VA purchase loans have surged 59% in the past 5 years

But Veterans are struggling with affordability

VA purchase loans have surged 59% in the past 5 years

The number of VA purchase loans has increased year-over-year for the seventh consecutive year; but Veterans are suffering from affordability issues; according to two separate reports.

Figures from VA mortgage lender Veterans United Home Loans show that the volume of VA purchase loans has surged 59% in the past five years.

The VA has backed 610,000 loans in the current fiscal year, worth more than $161 billion.

“This historical benefit program has experienced a resurgence since the housing crisis,” said Chris Birk, director of education at Veterans United. “More Veterans have used this $0 down loan in the last five years than in the prior dozen years combined. While the VA’s data show refinance loans cooled in 2018, the purchase market remains strong as more Veterans and military families turn to what’s become the most powerful home loan on the market.”

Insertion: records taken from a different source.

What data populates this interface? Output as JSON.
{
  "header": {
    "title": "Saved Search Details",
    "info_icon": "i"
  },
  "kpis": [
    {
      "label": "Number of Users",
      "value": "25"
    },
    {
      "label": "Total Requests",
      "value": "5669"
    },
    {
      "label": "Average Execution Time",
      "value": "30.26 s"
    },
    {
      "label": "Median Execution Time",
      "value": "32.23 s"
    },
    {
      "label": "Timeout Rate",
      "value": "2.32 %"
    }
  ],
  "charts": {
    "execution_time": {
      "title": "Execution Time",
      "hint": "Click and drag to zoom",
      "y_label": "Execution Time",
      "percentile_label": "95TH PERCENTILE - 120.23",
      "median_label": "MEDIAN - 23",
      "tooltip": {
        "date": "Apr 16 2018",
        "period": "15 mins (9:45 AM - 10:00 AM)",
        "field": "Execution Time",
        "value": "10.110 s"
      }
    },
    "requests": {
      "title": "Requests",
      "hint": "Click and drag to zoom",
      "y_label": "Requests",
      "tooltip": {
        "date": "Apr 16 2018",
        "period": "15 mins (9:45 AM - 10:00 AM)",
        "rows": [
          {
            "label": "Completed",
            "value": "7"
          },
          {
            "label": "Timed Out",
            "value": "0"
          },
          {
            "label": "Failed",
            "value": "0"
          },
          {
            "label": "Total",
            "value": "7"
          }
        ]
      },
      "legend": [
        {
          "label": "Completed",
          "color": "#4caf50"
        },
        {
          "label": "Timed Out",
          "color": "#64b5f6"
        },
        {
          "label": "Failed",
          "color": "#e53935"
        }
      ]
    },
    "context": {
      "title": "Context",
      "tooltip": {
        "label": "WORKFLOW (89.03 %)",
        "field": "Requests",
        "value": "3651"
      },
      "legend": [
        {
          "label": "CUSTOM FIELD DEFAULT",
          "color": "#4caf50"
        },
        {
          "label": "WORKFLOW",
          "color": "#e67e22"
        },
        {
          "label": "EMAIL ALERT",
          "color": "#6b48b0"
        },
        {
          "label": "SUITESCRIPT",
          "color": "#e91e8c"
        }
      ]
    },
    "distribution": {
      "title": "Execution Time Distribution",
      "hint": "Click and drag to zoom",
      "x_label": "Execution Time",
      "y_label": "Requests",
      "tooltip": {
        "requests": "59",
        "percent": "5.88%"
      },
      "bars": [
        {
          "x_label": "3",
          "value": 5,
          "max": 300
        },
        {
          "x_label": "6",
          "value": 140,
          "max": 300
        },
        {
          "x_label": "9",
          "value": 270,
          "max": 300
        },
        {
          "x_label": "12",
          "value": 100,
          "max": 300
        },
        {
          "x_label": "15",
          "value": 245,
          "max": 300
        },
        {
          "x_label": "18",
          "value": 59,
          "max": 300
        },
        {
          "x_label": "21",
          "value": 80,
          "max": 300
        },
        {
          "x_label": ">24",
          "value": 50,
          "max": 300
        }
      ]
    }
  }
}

VA-backed loans now make up around 10% of the total mortgage market and data from mortgage software firm Ellie Mae show that VA loans have seen the lowest average rates on the market for 53 consecutive months.

Low foreclosure rates
VA loans have the lowest foreclosure rate of any loan product over 48 consecutive quarters according to the Mortgage Bankers Association.

“This hard-earned job benefit turns 75 years old in 2019,” Birk said. “The VA loan program continues to fulfill its original mission and help a new generation of Veterans and service members achieve the American dream of homeownership.”

Homeownership rates under pressure
A second report, from Apartment List, shows that on average, Veterans have higher homeownership rates (76% vs. 62%) and lower housing cost burdens than non-veterans (24% vs. 33%).

However, there is a troubling trend it says, as post 9/11 Veterans have become the first and only generation of Veterans to struggle with housing affordability compared to civilians of like ages and demographics (5% more likely).

In contrast, Vietnam Veterans are 10% more likely than civilian peers to be able to afford their housing costs; and First Gulf War Veterans are 25% more likely than civilian peers to be able to afford their housing costs.